The game plan according to Pagliuca
IT’S THE poor little rich guy defense.
“We can’t assume because someone came from business and they made some money, that they’re bad,’’ explained Stephen Pagliuca, the venture capitalist turned Democratic candidate for the US Senate. “. . . I’m fighting the stereotype. I’ve probably had to spend far too much money fighting the stereotype.’’
Pagliuca’s fortune - perhaps as much as $400 million - isn’t his biggest problem. The late Edward M. Kennedy, whose Senate seat Pagliuca is trying to win, was a wealthy man. Trying to buy an election isn’t a political mortal sin, either. Kennedys have been known to do that, too.
But how Pagliuca made his money, in venture capital, does give him some explaining to do. It’s a world of hard analysis and return on investment, as warm and fuzzy as a canal stocked with starving alligators.
Personal wealth gives Pagliuca the freedom to attack rivals for taking lobbyist money as he writes checks for the ubiquitous TV ads that are helping to build his name recognition.
Pagliuca’s background gives him a legitimate platform to boast that he understands business and the economy better than his rivals and knows how to create jobs in Massachusetts. But it could also put him on the defensive in a race in which the candidates are trying to outdo one another as ardent disciples of Kennedy-style populism.
Business is also what connects Pagliuca to Republican Mitt Romney, who hired him at Bain Capital and whose campaign he backed when Romney tried to unseat Kennedy in 1994.
The intersection of their careers raises the issue of what happens after venture capital firms like Bain invest in failing companies and start “restructuring’’ them, which sometimes means layoffs.
Asked about the scenario of venture capital investors as job destroyers versus job creators, Pagliuca said: “I think that couldn’t be further from the truth as far as what I’ve done and what Bain has done. That’s maybe the vestiges of an attack ad on the Romney campaign.’’ Arguing that more than 600,000 out of 3.2 million Massachusetts workers can trace their jobs back to venture capital, he calls it “incontrovertible’’ that such investment increases jobs.
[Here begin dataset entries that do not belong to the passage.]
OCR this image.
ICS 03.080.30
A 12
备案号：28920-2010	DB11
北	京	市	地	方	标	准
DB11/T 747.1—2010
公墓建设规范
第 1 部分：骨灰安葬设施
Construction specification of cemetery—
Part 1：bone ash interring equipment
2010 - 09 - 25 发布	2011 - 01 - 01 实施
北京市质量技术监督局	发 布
Of his own philosophy, he said, “I won’t invest in a company unless I think I can grow it.’’ Indeed, adhering to that principle kept him from pursuing his bid to buy The Boston Globe. “I won’t even kill a fly,’’ said Pagliuca. “I don’t want to touch a business if I think I’m going to have to fire people.’’
But, as Pagliuca also acknowledges, “Things happen. Currency rates change . . . dynamics change.’’
When they do change, Ampad happens.
That story of that Marion, Ind., company - as related by a devastating ad campaign - derailed Romney’s dreams of unseating Kennedy. The ads made the case that Romney profited from disemboweling Ampad, a company in which Bain invested. Laid-off workers and some who lost health and pension benefits were featured in the ads. Some traveled to Massachusetts to personally illustrate their plight.
In an added twist, Tad Devine, who now works as Pagliuca’s media consultant, helped create the Ampad ads for Kennedy.
Pagliuca’s take on those vintage ads relies on his latest business venture, co-owner of the Boston Celtics. “When we won the championship, we lost 16 games but we won 66 games,’’ he said. “Now, you can write an article, in fact you can write 16 articles in a row, about the losses. But we won the championship.’’
Face-to-face, Pagliuca doesn’t come across as haughty or wildly out of touch - just mildly out of touch, as when he mentions that instead of teaching, he ended up at Bain after Harvard Business School because he was looking at what seemed like a large debt at the time - $18,000 or $20,000. To many of Pagliuca’s would-be constituents, $18,000 or $20,000 is still a large debt.
That perspective doesn’t make him a bad person. Neither does his venture capital career. It just makes him a rich guy, who unlike Kennedy, doesn’t intuitively understand that people who lose jobs don’t equate it with blowing a free throw.